Obama Has Issued More “Economically Significant” Rules in 6.5 Years than Bush Did in Eight

It happens to be the case that, in terms of overall counts of rules and regulations published in the Federal Register as final rules, the George W. Bush administration tops that of Barack Obama.

In its first six years, The Bush administration issued 24,241 rules; an average of 4,040 annually.

The Obama Administration, in its first six years, issued 21,804, for an average so far of 3,634 each year.

That Republicans are heavy regulators is no surprise. Books have been written about business as usual under the GOP once it gains power. News reports today in fact illustrate that Republicans will extend Obamacare subsidies in the event of a Supreme Court decision finding them illegal in the dozens of states that didn’t set up their own health care exchanges.

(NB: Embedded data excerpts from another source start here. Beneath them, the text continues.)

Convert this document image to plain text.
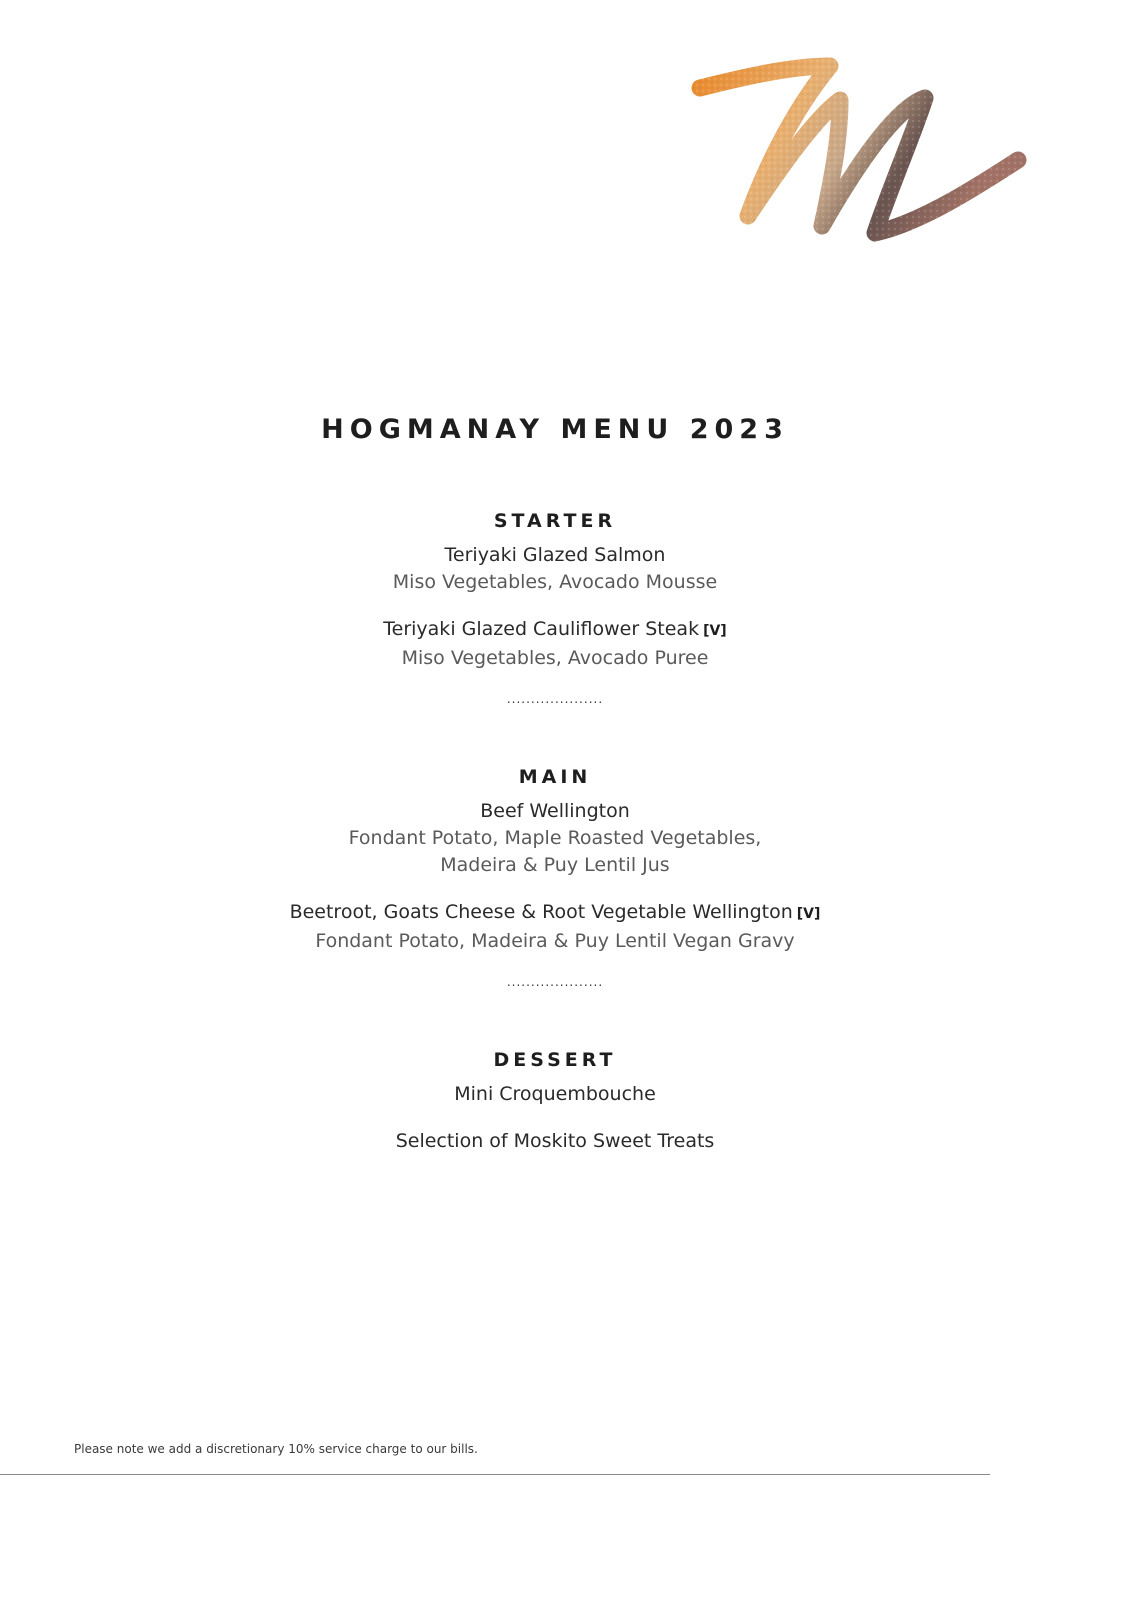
HOGMANAY MENU 2023
STARTER
Teriyaki Glazed Salmon
Miso Vegetables, Avocado Mousse
Teriyaki Glazed Cauliflower Steak [V]
Miso Vegetables, Avocado Puree
....................
MAIN
Beef Wellington
Fondant Potato, Maple Roasted Vegetables,
Madeira & Puy Lentil Jus
Beetroot, Goats Cheese & Root Vegetable Wellington [V]
Fondant Potato, Madeira & Puy Lentil Vegan Gravy
....................
DESSERT
Mini Croquembouche
Selection of Moskito Sweet Treats
Please note we add a discretionary 10% service charge to our bills.
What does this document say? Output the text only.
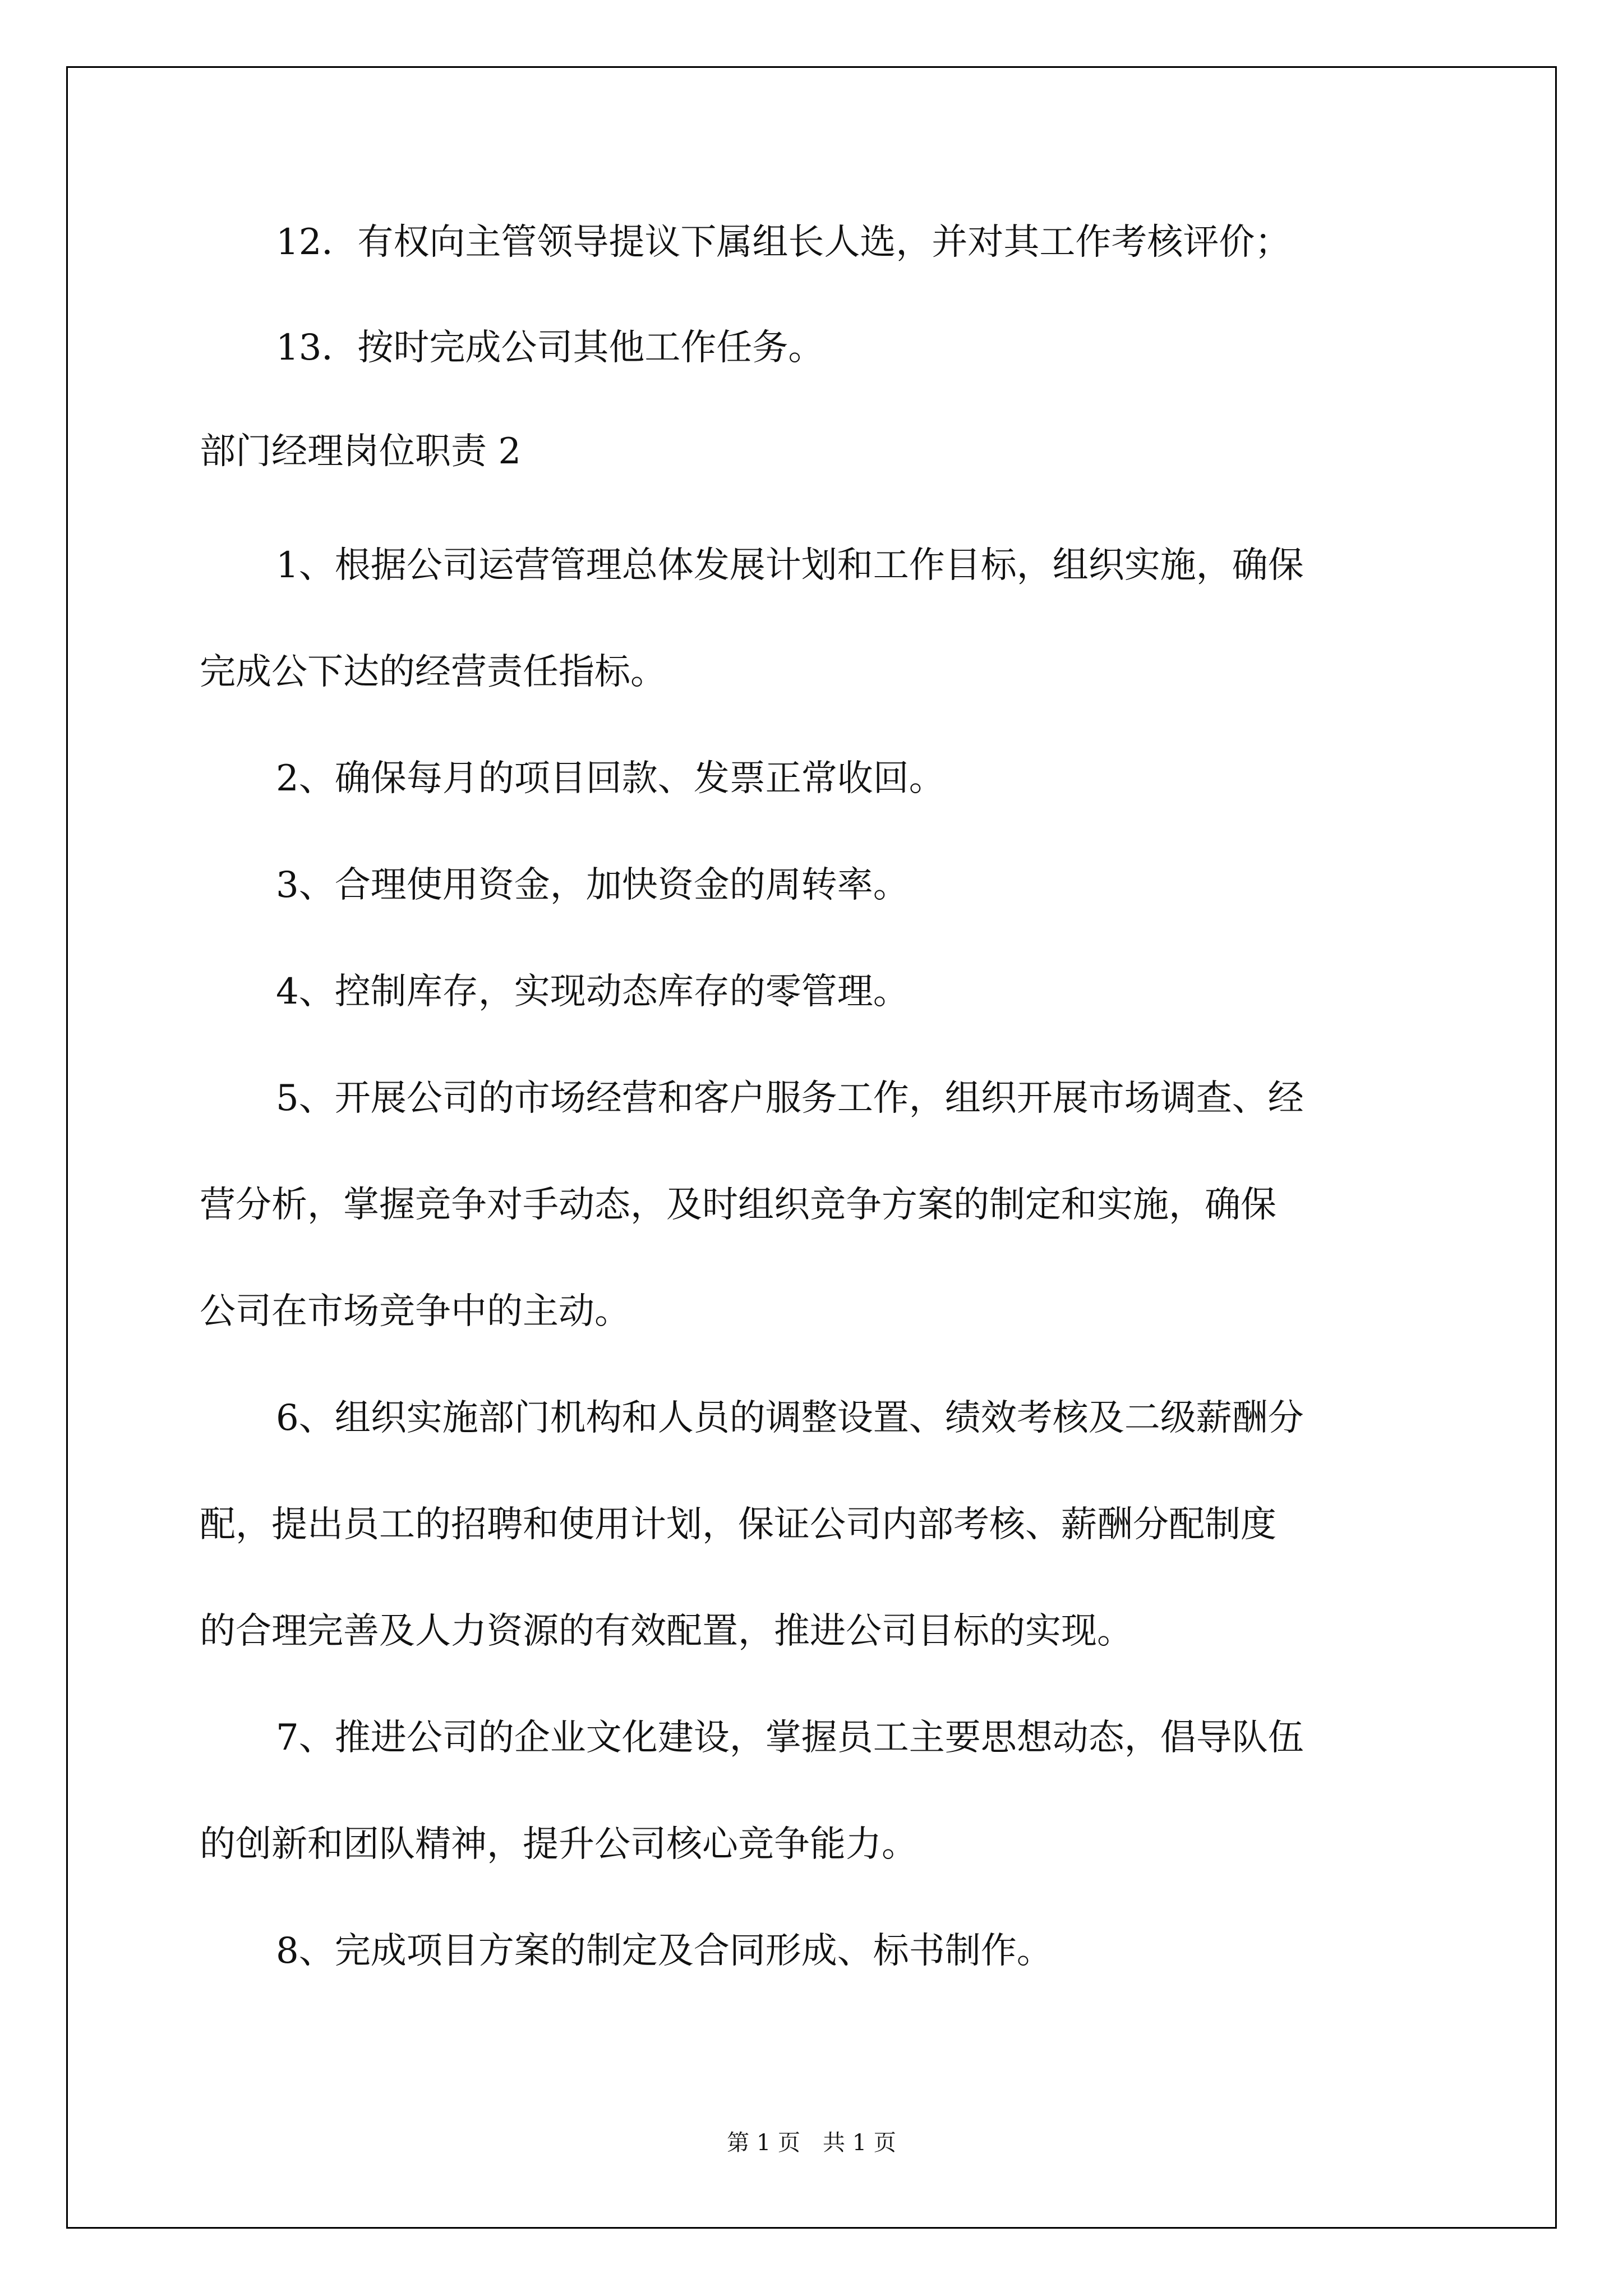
12．有权向主管领导提议下属组长人选，并对其工作考核评价；
13．按时完成公司其他工作任务。
部门经理岗位职责 2
1、根据公司运营管理总体发展计划和工作目标，组织实施，确保
完成公下达的经营责任指标。
2、确保每月的项目回款、发票正常收回。
3、合理使用资金，加快资金的周转率。
4、控制库存，实现动态库存的零管理。
5、开展公司的市场经营和客户服务工作，组织开展市场调查、经
营分析，掌握竞争对手动态，及时组织竞争方案的制定和实施，确保
公司在市场竞争中的主动。
6、组织实施部门机构和人员的调整设置、绩效考核及二级薪酬分
配，提出员工的招聘和使用计划，保证公司内部考核、薪酬分配制度
的合理完善及人力资源的有效配置，推进公司目标的实现。
7、推进公司的企业文化建设，掌握员工主要思想动态，倡导队伍
的创新和团队精神，提升公司核心竞争能力。
8、完成项目方案的制定及合同形成、标书制作。
第 1 页　共 1 页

That means future Republicans candidates in the America of tomorrow are likely to defend positive rights to Obamacare funded by others either with or without a Supreme Court victory this month, just as they now do with respect to programs like Medicare and Social Security spawned by their progressive nominal opponents. (Alternatively, rising insurance rates could lead to insurance company demonization sufficient enough to effect the transformation to a single-payer system that some planners preferred in the first place; if that happens, Republicans will ultimately defend that too.)

But enough venting, back to the flow of rules and regulations.

Over the past several years, the Obama “pen and phone” and his promises to go around Congress has brought a lot of new regulation and intervention, but the overall counts of regulations aren’t enough to tell the full story. In the new spring 2015 Unified Agenda of Federal Regulations, which lists agency priorities on proposed and planned rules while also cataloging recently finalized ones, the more costly subset of rules, known as “economically significant,” are considerably higher in the Obama administration.

The chart nearby shows economically significant regulations issued during the final seven years of the Bush administration in blue, and the first seven years, so far, of the Obama administration.

The first year of the Obama administration (his Spring 2009 agenda) likely captures some that Bush issued while still in office through most January of that year. In fact, when it gets aggressive, this bipartisan phenomenon of shoving regulations into the next guy’s calendar year is known as “midnight regulation” and scholars at the Mercatus Center and experts like Susan Dudley of the George Washington University Regulatory Studies Center in particular examine it often.

In any event, if you look at the far right, you can see the 25 economically significant regulations finalized in the Obama administration’s spring 2015 Unified Agenda peeking out behind the last Bush column. We still have the fall 2015 Unified Agenda yet to come, but notable at a glance is that Obama’s overall flow of this costly subset of rules is higher than Bush.

The total number of Bush rules you see there is 315 over seven years, while the total number of Obama rules is 432, when his seventh year is not even completed.

Even adding in Bush’s first year (not shown), which boasted a record for him of 75 completed rules (well, not just “him”; Bill Clinton’s late regulations play some role) gets him to 390. That means in 6.5 years, president Obama has issued more economically significant rules than Bush did in eight.

On average, Bush gave us 45 completed economically significant rules annually. Obama’s average so far is 62, which will rise a good bit by year end. There’s still time to cap the pen and hang up the phone. That goes for both parties.